How do you make your shop go lean and make it stick?
Often, body shops will go lean and focus on refining processes, rethinking the way jobs move from one department to the next. And while that’s an important part of the lean puzzle, changing long-ingrained ways with skilled technicians and other employees can be more complicated than simply updating your SOPs.
Steve Feltovich, president of SJF Business Consulting LLC and someone who has been applying lean to body shops for some 20 years, says the first step in making lean work for your shop is understanding its foundation.
“At the end of the day, lean is really a customer process,” he says, explaining that many shops seek to remedy production issues without keying in on how doing so will ultimately benefit their customers.
“We’re delivering [cars] on time at the highest quality and the lowest cost for the customer,” he says. “If we do that right we get the privilege and the reward of a much more efficient process and production system and sustainable business.”
From that starting point, Feltovich says the critical, foundational pillars of lean are leadership, a culture of respect for people, and continuous improvement.
When it comes to making lean stick–getting the buy-in necessary to let it transform a business–he says it starts with leadership. With those two decades of bringing lean to body shops, Feltovich has compiled a 10-point list of reasons why it doesn’t work.
As told to Mike Munzenrider
The collision repair industry isn’t good at the soft side of management–we’re fixers, we were good technicians, and now we’re the worst managers. Lean works when it’s not just one-off improvements to a process, but when it has the force of the organization behind it. Here’s my time-tested and true list of 10 reasons lean fails within an organization.
1. Buy-in At The Top
Lean is not used as an overall business strategy and management philosophy by the CEO and president. Remember that first critical, foundational pillar: leadership.
2. People vs Processes
Being too dependent on people. Most traditional organizations are people-dependent, but what would happen if you had to fire yourself tomorrow, or you lose half your employees in a couple weeks’ time? You need to have well-documented processes in place, so instead of the business depending on you, it depends on how things are done, regardless of who does them.
3. Pushing It
Management is focused on the tools of lean and the programs of lean and just pushing it on the workforce. For example, it’s giving technicians a certain metric to hit, without laying out concretely how it can be done.
4. Get On The Same Page
All functional departments are not involved and it’s not synchronized. It’s kind of like interdepartmental conflict, where one department’s goals are competing with the other–they’re not rowing the boat in the same direction. You can’t enact changes to procedures and leave out other parts of the process.

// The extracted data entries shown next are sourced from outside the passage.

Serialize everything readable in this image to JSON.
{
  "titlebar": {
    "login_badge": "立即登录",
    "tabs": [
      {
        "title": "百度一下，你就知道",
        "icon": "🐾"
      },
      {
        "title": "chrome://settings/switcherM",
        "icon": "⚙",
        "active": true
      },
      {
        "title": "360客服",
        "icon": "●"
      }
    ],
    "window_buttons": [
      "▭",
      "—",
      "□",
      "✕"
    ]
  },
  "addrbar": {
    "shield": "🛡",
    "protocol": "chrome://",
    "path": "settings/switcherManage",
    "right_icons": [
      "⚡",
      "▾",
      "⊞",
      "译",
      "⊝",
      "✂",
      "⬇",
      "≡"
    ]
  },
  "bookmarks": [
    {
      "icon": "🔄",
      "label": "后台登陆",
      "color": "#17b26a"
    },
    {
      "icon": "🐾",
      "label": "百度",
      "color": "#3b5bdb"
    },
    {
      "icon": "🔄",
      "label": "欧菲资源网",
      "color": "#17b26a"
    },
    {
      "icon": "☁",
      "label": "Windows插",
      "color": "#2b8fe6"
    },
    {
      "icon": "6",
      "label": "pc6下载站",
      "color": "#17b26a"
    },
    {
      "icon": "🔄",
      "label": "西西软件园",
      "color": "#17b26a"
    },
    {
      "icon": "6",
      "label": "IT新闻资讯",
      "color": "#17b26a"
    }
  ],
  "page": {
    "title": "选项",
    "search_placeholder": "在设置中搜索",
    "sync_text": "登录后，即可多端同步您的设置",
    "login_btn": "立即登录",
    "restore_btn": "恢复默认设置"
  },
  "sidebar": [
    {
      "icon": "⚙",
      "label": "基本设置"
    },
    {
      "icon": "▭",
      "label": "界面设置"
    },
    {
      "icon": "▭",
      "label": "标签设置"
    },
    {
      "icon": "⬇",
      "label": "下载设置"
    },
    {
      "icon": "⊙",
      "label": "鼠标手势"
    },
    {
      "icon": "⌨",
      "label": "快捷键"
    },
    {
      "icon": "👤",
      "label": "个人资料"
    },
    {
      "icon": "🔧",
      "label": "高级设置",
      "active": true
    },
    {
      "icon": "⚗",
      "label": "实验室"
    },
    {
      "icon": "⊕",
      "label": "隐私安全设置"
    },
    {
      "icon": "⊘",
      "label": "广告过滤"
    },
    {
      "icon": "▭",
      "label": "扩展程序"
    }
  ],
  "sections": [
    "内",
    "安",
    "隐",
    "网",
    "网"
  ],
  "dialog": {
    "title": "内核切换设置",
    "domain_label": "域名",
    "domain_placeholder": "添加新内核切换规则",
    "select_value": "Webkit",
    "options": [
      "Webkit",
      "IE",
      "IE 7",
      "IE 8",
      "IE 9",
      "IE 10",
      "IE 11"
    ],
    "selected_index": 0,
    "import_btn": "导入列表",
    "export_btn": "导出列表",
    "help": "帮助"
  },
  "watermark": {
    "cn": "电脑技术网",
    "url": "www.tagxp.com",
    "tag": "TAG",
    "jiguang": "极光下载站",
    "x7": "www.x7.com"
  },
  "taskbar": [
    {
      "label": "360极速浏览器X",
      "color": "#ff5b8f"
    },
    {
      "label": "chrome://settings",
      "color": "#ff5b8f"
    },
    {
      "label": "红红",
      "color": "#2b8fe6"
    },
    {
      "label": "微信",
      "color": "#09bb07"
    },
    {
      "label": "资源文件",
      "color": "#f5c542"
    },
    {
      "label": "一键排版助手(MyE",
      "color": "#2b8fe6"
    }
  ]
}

5. Get With The Same Goals
There are conflicting departmental goals and metrics. Any measurement of success has to support the others and aim the process toward the end goal of customer satisfaction.
6. Involvement From Everyone
Lean is good for the workers but not the senior leaders. Again, it all must start at the top, otherwise it allows management to make excuses and sidestep responsibility if a new process fail.
7. Don’t Forget Outside The Business
Forgetting about integrating suppliers and vendors into the process. Vendors must be trained and there has to be effective communications on how they impact your process. For example, you can alter your in-house parts intake procedures all you want but it won’t matter if your supplier delivers at a time that doesn’t work for those processes.
8. A Single Target
The lack of a common goal. A shared purpose is a vital component of lean. You have to drive the focus on customer value through the entire organization–do we have that as a shared purpose or is that just a banner on the wall?
9. Flexible Leadership
Management is stuck in a command and control mode–the old traditional carrot and stick mentality. It’s not paying attention to what the problems really are that prohibit employees from being the best they can be. This goes back to continuous improvement.
10. Flexible Processes
The people doing the actual work are not empowered to develop new and improved processes. Leadership has to listen and allow employees to own how the job is done.